— Вот и Ханов поехал на мост, — сказала Марья Васильевна, увидев далеко вправо четверку. — Это, кажется, он едет?
— О-он. Должно, не застал Баквиста. Экой дуролом, господи помилуй, туда поехал, и зачем, тут на цельных три версты ближе.
Подъехали к реке. Летом это была мелкая речушка, которую легко переходили вброд и которая обыкновенно пересыхала к августу, теперь же, после половодья, это была река саженей в шесть ширины, быстрая, мутная, холодная; на берегу и у самой воды видны были свежие колеи — значит, здесь проезжали.
— Вперед! — крикнул Семен сердито и с тревогой, сильно дергая за вожжи и взмахивая локтями, как птица крыльями. — Вперед!

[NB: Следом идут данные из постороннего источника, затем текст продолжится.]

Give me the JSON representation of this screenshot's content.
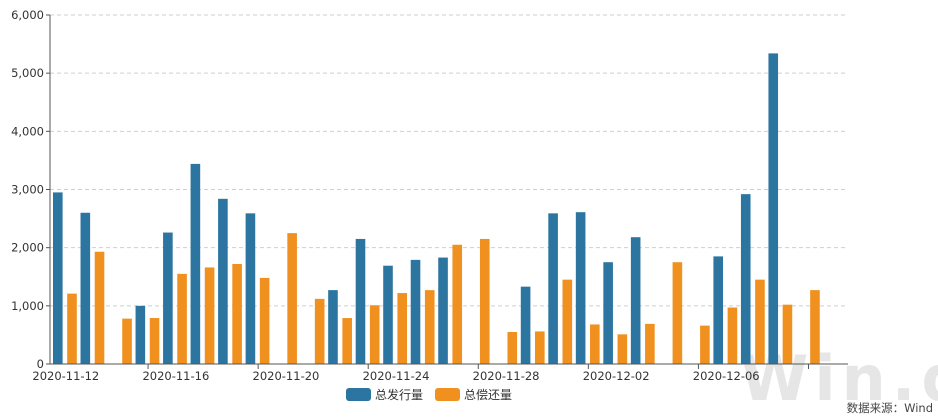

Лошадь вошла в воду по брюхо и остановилась, но тотчас же опять пошла, напрягая силы, и Марья Васильевна почувствовала в ногах резкий холод.
— Вперед! — закричала и она, поднимаясь. — Вперед! Выехали на берег.
— И что оно такое, это самое, господи, — бормотал Семен, поправляя сбрую. — Чистое наказание с эстим земством…
Калоши и башмаки были полны воды, низ платья и шубки и один рукав были мокры, и текло с них; сахар и мука оказались подмоченными — и это было обиднее всего, и с отчаяния Марья Васильевна только всплескивала руками и говорила:
— Ах, Семен, Семен!.. Какой же ты, право!..
На железнодорожном переезде был опущен шлагбаум: со станции шел курьерский поезд. Марья Васильевна стояла у переезда и ждала, когда он пройдет, и дрожала всем телом от холода. Было уже видно Вязовье — и школу с зеленой крышей, и церковь, у которой горели кресты, отражая вечернее солнце; и окна на станции тоже горели, и из локомотива шел розовый дым… И ей казалось, что все дрожит от холода.
Вот он — поезд; окна отливали ярким светом, как кресты на церкви, больно было смотреть. На площадке одного из вагонов первого класса стояла дама, и Марья Васильевна взглянула на нее мельком: мать! Какое сходство! У матери были такие же пышные волосы, такой же точно лоб, наклон головы. И она живо, с поразительной ясностью, в первый раз за все эти тринадцать лет, представила себе мать, отца, брата, квартиру в Москве, аквариум с рыбками и все до последней мелочи, услышала вдруг игру на рояле, голос отца, почувствовала себя, как тогда, молодой, красивой, нарядной, в светлой, теплой комнате, в кругу родных; чувство радости и счастья вдруг охватило ее, от восторга она сжала себе виски ладонями и окликнула нежно, с мольбой:
— Мама!
И заплакала, неизвестно отчего. В это время как раз подъезжал на четверке Ханов, и она, видя его, вообразила счастье, какого никогда не было, и улыбалась, кивала ему головой, как равная и близкая, и казалось ей, что и на небе, и всюду в окнах, и на деревьях светится ее счастье, ее торжество. Да, никогда не умирали ее отец и мать, никогда она не была учительницей, то был длинный, тяжелый, странный сон, а теперь она проснулась…
— Васильевна, садись!
И вдруг все исчезло. Шлагбаум медленно поднимался. Марья Васильевна, дрожа, коченея от холода, села в телегу. Четверка переехала линию, за ней Семен. Сторож на переезде снял шапку.
— А вот и Вязовье. Приехали.
1897
Человек в футляре
На самом краю села Мироносицкого, в сарае старосты Прокофия расположились на ночлег запоздавшие охотники. Их было только двое: ветеринарный врач Иван Иваныч и учитель гимназии Буркин. У Ивана Иваныча была довольно странная, двойная фамилия — Чимша-Гималайский, которая совсем не шла ему, и его во всей губернии звали просто по имени и отчеству; он жил около города на конском заводе и приехал теперь на охоту, чтобы подышать чистым воздухом. Учитель же гимназии Буркин каждое лето гостил у графов П. и в этой местности давно уже был своим человеком.
Не спали. Иван Иваныч, высокий, худощавый старик с длинными усами, сидел снаружи у входа и курил трубку; его освещала луна. Буркин лежал внутри на сене, и его не было видно в потемках.
Рассказывали разные истории. Между прочим говорили о том, что жена старосты, Мавра, женщина здоровая и не глупая, во всю свою жизнь нигде не была дальше своего родного села, никогда не видела ни города, ни железной дороги, а в последние десять лет всё сидела за печью и только по ночам выходила на улицу.